Back in December, we blogged about two cases in the Ninth Circuit that were the latest skirmishes in the fight over whether plaintiffs can evade removal under the Class Action Fairness Act of 2005 (“CAFA”) by artificially subdividing their mass actions. Plaintiffs have sought to make an end-run around CAFA’s provision permitting removal of mass actions raising “claims of 100 or more persons that are proposed to be tried jointly” (28 U.S.C. § 1332(d)(11)(B)(i)), by bringing parallel mass-action cases of fewer than 100 persons each, and asking that the cases be treated together for as many purposes as possible without crossing the line into a joint trial.
Some courts, such as the Eighth Circuit in Atwell v. Boston Scientific, have resisted those efforts. But a divided panel of the Ninth Circuit had issued two decisions—Romo v. Teva Pharmaceuticals USA, Inc., and its companion case, Corber v. Xanodyne Pharmaceuticals—affirming orders remanding cases in which the plaintiffs had sought joint treatment of two just-under-100-plaintiff mass actions under a California state-law procedure that allows coordination of certain civil actions “for all purposes.”
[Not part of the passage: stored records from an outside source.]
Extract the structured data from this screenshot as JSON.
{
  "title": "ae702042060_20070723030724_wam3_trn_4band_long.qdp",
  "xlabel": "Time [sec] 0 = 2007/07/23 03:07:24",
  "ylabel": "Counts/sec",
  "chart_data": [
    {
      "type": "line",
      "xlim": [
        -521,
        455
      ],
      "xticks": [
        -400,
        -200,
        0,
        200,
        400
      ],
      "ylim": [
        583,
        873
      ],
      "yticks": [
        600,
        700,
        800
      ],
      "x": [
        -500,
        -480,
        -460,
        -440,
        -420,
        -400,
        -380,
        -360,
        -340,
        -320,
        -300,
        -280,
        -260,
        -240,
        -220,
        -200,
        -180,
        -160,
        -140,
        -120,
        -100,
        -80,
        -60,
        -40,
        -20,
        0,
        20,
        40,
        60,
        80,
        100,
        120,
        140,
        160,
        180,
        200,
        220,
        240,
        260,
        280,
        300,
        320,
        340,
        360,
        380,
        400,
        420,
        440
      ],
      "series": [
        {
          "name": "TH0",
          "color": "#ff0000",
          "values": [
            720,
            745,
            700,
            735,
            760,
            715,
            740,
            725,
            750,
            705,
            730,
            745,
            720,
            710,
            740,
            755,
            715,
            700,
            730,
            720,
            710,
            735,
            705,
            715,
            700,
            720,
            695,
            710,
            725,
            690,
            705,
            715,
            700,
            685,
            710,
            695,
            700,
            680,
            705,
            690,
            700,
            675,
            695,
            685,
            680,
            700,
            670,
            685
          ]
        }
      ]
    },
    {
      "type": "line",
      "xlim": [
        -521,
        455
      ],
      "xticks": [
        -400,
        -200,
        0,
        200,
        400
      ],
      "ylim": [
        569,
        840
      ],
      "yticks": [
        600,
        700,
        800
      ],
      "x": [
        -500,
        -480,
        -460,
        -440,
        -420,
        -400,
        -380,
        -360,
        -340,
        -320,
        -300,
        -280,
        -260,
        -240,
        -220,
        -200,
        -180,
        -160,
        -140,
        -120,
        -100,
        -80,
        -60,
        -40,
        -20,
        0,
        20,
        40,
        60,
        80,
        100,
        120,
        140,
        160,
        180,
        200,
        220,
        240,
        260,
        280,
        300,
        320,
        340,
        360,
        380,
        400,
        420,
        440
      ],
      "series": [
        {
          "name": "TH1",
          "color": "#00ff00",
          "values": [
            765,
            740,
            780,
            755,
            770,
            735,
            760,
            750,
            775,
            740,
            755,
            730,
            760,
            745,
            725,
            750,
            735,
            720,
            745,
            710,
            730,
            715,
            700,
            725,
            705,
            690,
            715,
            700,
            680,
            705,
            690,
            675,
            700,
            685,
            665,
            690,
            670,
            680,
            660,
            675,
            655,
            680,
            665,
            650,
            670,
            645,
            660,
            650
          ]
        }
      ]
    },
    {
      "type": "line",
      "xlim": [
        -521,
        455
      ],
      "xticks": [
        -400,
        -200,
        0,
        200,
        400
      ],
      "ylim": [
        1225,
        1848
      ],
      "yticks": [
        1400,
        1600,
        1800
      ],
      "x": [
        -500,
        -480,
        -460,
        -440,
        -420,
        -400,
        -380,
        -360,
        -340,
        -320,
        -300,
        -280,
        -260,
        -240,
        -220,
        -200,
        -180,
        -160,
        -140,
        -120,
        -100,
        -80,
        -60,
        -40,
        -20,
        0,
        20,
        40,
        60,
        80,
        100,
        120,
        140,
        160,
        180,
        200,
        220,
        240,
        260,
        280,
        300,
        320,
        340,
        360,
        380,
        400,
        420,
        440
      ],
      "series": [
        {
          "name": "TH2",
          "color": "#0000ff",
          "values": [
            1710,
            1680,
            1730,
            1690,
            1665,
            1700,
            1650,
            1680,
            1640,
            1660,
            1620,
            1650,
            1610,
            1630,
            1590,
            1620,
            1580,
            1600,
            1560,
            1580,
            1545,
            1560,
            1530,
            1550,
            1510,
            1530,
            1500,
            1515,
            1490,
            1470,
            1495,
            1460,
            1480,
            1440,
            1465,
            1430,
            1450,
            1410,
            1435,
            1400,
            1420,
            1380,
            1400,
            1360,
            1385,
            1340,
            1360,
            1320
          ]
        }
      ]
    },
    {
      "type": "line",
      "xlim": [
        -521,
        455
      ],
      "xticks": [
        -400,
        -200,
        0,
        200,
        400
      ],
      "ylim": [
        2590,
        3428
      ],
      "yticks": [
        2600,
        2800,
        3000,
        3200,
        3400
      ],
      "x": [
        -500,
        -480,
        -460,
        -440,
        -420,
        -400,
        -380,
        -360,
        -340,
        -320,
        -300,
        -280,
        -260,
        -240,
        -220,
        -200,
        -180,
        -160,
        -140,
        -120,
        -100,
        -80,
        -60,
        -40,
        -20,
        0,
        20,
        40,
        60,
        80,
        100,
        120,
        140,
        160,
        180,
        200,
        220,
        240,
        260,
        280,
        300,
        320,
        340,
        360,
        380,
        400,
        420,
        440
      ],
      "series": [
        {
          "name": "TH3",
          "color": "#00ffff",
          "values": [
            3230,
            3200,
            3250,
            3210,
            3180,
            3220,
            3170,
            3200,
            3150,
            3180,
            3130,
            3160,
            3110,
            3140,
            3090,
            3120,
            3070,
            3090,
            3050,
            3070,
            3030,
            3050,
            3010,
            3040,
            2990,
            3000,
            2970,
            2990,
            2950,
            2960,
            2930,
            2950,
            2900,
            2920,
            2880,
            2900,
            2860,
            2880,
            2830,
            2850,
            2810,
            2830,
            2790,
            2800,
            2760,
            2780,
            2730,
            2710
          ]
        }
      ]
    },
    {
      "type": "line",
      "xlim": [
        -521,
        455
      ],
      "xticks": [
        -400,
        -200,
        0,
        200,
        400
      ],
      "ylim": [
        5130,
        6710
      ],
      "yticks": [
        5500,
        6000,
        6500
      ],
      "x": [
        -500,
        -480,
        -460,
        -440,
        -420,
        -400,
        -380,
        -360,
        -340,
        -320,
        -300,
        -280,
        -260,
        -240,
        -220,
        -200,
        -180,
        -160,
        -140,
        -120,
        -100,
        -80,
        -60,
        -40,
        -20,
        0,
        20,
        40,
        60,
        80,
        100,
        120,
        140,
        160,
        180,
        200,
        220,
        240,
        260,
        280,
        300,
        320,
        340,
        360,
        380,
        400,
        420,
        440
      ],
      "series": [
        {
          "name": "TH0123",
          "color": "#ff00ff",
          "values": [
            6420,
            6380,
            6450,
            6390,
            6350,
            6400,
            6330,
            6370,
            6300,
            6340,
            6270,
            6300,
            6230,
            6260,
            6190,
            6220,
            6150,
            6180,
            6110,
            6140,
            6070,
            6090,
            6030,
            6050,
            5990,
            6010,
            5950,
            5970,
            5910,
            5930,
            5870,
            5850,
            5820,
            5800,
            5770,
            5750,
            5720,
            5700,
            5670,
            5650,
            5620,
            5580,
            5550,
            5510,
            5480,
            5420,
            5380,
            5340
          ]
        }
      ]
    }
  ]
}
On Monday, the Ninth Circuit granted rehearing en banc (pdf) in both Romo and Corber. Although it’s perilous to predict how an en banc panel will rule in those cases, it isn’t hard to deduce why a majority of the court’s active judges might have thought the cases warranted rehearing. As we previously explained, the panel’s approach in Romo seems excessively formalistic; the panel focused on whether the plaintiffs had used the magic words of asking for a “joint trial,” while failing to consider the reality of how the mass actions were likely to be litigated. And the panel had, of course, created a circuit split with the Eighth Circuit in Atwell.
We’ll continue watching these cases, which are of tremendous importance to defendants’ right under CAFA to remove mass actions to federal court.